Through Change.gov, the public is being offered a first-ever opportunity to peek inside and offer opinion on nearly the entire transition process. A large team of academics, former bureacrats, and leading advocates have been appointed by President-Elect Obama to vet possible cabinet-level officials and conduct a thorough review of every federal bureaucracy they might lead.
Nine of these folks have been tasked with a review of the Department of Housing and Urban Development. The HUD review leads are Xavier de Souza Briggs of MIT, Roberta Achtenberg, and Bruce Katz of the Brookings Institute; team members include Ingrid Ellen of NYU, Nicholas Retsinas of Harvard’s Joint Center on Housing Studies, Henry Fernandez of the Center for American Progress, Saul Ramirez Jr. of NAHRO, Kenneth Zimmerman of Lowenstein Sander, and Robert Weissbourd of RW Ventures.

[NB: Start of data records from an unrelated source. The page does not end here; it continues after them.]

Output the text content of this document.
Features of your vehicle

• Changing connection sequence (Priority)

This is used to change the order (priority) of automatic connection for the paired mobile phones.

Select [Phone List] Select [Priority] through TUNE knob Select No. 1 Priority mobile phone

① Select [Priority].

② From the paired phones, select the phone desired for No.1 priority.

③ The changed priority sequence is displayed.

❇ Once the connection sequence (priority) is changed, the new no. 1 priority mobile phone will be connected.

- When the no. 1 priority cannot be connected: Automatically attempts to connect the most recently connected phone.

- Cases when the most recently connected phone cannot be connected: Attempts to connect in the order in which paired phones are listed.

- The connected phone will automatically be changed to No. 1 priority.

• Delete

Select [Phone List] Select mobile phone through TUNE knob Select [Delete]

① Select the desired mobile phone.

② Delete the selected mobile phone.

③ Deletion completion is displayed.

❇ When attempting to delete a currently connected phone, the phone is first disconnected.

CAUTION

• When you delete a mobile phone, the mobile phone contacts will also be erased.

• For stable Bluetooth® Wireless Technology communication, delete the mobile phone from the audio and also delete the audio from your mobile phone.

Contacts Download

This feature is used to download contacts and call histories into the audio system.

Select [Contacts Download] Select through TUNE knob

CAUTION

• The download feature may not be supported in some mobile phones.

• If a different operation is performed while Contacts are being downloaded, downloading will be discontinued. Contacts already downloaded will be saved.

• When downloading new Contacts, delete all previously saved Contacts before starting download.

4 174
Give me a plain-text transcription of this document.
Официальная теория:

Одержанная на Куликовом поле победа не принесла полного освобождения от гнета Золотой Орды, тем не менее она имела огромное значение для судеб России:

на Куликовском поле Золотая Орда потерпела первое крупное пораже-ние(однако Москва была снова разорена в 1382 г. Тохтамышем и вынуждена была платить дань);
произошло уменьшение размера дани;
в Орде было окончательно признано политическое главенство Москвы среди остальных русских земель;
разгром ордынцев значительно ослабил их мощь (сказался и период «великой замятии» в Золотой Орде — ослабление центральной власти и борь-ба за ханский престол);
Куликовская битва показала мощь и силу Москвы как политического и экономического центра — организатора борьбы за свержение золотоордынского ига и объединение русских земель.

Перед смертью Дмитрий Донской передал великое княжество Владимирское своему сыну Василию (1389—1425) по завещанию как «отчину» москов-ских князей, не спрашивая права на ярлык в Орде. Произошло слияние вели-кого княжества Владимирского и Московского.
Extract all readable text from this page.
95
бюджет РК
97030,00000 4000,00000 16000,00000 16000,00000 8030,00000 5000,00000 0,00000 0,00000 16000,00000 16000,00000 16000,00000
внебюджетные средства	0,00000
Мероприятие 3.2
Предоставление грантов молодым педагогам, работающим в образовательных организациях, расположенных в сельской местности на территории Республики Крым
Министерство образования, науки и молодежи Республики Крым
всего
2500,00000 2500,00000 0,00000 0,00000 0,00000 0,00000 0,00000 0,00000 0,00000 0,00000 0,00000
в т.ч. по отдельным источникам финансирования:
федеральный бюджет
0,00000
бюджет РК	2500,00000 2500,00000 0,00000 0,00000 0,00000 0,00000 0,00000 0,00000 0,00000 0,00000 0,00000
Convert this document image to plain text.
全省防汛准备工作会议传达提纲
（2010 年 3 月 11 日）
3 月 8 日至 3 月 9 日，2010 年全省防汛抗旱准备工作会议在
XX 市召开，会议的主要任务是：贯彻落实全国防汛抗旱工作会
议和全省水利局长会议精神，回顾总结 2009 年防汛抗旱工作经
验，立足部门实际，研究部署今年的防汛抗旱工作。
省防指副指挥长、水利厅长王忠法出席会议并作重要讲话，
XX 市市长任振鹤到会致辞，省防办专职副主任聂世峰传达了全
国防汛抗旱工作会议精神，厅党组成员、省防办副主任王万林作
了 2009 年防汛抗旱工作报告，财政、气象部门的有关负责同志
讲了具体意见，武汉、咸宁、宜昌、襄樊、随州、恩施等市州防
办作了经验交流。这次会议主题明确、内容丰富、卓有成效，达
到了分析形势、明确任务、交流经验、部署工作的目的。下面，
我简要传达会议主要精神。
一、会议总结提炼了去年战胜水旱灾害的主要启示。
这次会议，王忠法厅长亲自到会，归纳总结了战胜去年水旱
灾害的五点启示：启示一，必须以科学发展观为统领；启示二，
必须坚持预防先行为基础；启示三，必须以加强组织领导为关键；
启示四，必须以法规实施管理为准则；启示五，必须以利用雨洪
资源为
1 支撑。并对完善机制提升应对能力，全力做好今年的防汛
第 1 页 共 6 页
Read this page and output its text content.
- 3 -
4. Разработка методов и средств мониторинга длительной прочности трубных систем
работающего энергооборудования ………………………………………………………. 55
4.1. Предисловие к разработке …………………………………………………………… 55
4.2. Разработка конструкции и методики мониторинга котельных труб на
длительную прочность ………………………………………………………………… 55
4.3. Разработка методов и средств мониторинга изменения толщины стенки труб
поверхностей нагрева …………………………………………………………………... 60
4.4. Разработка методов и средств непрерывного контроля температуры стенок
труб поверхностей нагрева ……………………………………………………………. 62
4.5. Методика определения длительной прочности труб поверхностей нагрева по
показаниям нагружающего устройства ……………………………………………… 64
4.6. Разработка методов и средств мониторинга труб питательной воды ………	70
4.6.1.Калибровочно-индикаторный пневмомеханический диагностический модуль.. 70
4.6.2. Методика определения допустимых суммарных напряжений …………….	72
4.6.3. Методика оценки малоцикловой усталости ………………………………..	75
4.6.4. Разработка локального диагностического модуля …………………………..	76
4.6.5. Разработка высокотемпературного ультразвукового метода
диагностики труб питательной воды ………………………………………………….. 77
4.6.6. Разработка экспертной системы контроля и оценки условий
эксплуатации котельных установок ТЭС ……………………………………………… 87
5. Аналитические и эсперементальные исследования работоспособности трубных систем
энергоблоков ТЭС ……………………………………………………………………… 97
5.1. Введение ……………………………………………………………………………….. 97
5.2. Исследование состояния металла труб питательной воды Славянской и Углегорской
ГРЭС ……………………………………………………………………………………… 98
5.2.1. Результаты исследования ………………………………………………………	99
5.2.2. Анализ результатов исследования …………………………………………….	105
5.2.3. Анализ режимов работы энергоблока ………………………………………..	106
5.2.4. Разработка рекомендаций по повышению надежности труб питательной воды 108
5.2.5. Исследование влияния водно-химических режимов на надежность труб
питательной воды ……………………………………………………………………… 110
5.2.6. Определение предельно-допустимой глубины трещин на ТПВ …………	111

Below are links to their most recent articles or essays for most of the team:
- Briggs: Three City Study of the Moving to Opportunity Program
- Katz: Memo to the President: Invest in Long-Term Prosperity
- Ellen: Supporting Integrative Choices (.pdf)
- Fernandez: Killing Itself for the Right to Discriminate
- Retsinas: Our Communities, Our Homes (with Cisneros and Kemp)
- Weissbourd: The City that NetWorks (.pdf)
So what — if anything — might these appointments predict about HUD under the new administration? Here are my top five predictions, in no particular order:
1. Research-based policies and initiatives: The appointments of Briggs, Ellen, Katz, and Retsinas signal that the next HUD will look to the ever-expanding body of high-quality research on HUD’s previous efforts to determine its next direction. Given Briggs’ and Ellen’s own research,specifically expect to see increasing focus on research-based solutions in the administration of public housing programs.
2. Greater emphasis on rental housing policy: Katz and Harvard’s Joint Center on Housing Studies under Retsinas have both been outspoken critics of what they have seen as Bush’s “Homeownership Policy” rather than “Housing Policy”. Expect to see a broad housing policy that gives equal weight to both homeownership and rental property.
3. Expanded public-private partnerships in public housing: Pres. Obama’s own history in Chicago and his close relationship with Habitat Company’s Valerie Jarrett signal that the new HUD will continue to expand the public-private partnerships that have begun to characterize post HOPE VI public housing in many communities. Expect to see an expanded effort to replace traditiona public housing developments with publicly-funded, privately-run mixed income communities.
4. Expanded strategies to reduce segregation: Briggs and Ellen have both written extensively on the impact of segregation and the prospects for creating stable diversity, highlighting that fair housing enforcement alone will not foster residential integration. Expect to see both more-aggressive enforcement actions from the Office Fair Housing and Equal Opportunity, stronger regulations and enforcement of the responsibility to “affirmatively further fair housing” with CDBG funds, and (hopefully) new programs to foster integration through counseling and affirmative marketing.
5. Coordination of housing policy strategy with other policy goals: At a recent Preservation Compact event in Chicago, I saw Katz eloquently explain that federal housing policy needs to be coordinated with energy, transportation, environment, and jobs policies. Given the broad view of housing that nearly the entire team advances and the massive “21st Century New Deal” that President-elect Obama recently outlined, expect to see greater coordination of domestic policy across bureacracies.
Given what we know about this team, what do you expect to see in a new HUD? Tell us in the comments section.
Late update: There are rumors now surfacing that Bronx Borough President Adolfo Carrion Jr. may be the new secretary of HUD. You can read more about his background here.
Great blog Justin!
Rooflines has previously discussed the NEW Department of Urban Policy that is expected to be formed in the White House. Clearly, some operational areas from the current HUD will be transferred to this new department.
I hope Obama will follow through on his promise to examine federal spending line-by-line and cut programs that are not working or are wasteful. I think more than half of the HUD budget can be trimmed this way, and the money saved used to spend on new and better programs.
While the transition team on housing seems to be first-rate, I am concerned that some of them could be quite vested in current HUD programs. Some of them have worked with people who initially designed the voucher program, and some have themselves been involved in “evaluating” this program for HUD, giving it top marks.
I have been continually surprised by the unwillingness of several housing researchers to see the obvious drawbacks of the current housing voucher program. I hope the new HUD will be open to voucher reform—including coordinating housing vouchers with the unemployment insurance program, and making a voucher term similarly temporary.
Thanks Nandinee : )
I couldn’t agree more on the line-by-line inspection of the entire federal budget, especially at HUD. While there are certainly HUD initiatives that need increased funding and activity (CDBG oversight and the FHIP program, to name just two), there are likely twice as many that need to be completely re-examined and either cut or restructured.